Cette loi suscite des très vifs débats sur le droit des familles homoparentales en Italie et sur l'impact de telles restrictions sur les droits individuels.
Conclusion
L'année 2024 a donc été riche en événements juridiques significatifs, touchant les domaines de la filiation des enfants nés dans des familles homoparentales tant au niveau national qu'européen. Les débats autour de ces questions continuent de souligner l'importance d'un cadre législatif clair et protecteur pour les familles formées par des moyens de procréation modernes, tout en naviguant entre les enjeux éthiques, juridiques et sociaux en constante évolution.
Force est toutefois de constater que nos enfants ne sont pas placés sur un terrain d’égalité avec ceux qui naissent de la procréation charnelle d’un homme et d’une femme. Leur statut est complexe et la reconnaissance de leur pleine identité dont la filiation est l’un des éléments fondamentaux est toujours aussi complexe et sans homogénéité.

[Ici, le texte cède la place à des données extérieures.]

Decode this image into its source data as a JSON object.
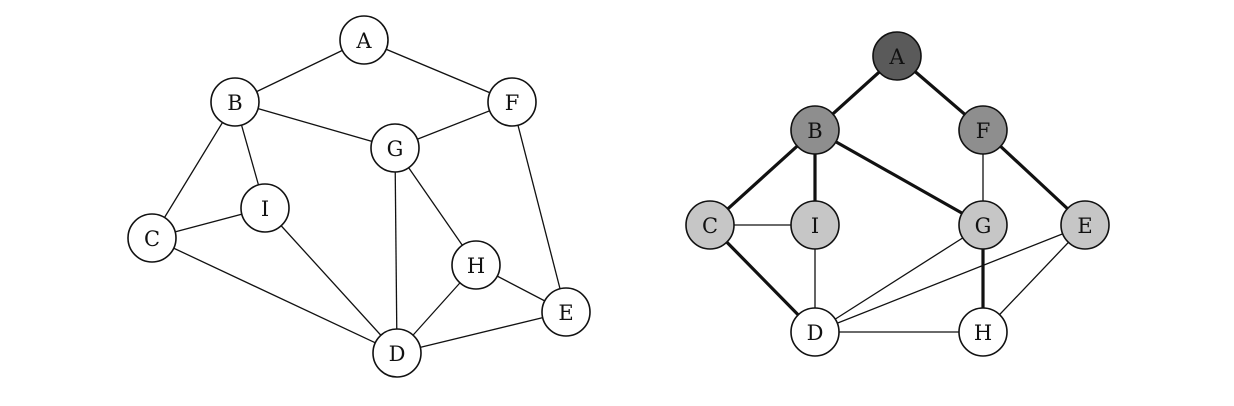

L’APGL appelle de ses vœux à une véritable réforme du droit de la filiation que le législateur en 2021 n’a pas véritablement voulu appréhender.
Pour ce faire, l’APGL a initié en février 2024 la création d’un groupe de professionnels du droit et d’universitaires qui compare, réfléchit collectivement en vue d’élaborer un projet de réforme du droit de la filiation innovant, cohérent, protecteur des enfants quelques soient les familles dans lesquels ils naissent, quelque soit leur mode de conception. Le groupe mène ses travaux qui l’amènera à se réunir à nouveau en février 2025.
L’APGL s’engage encore et toujours pour la défense des droits de nos enfants.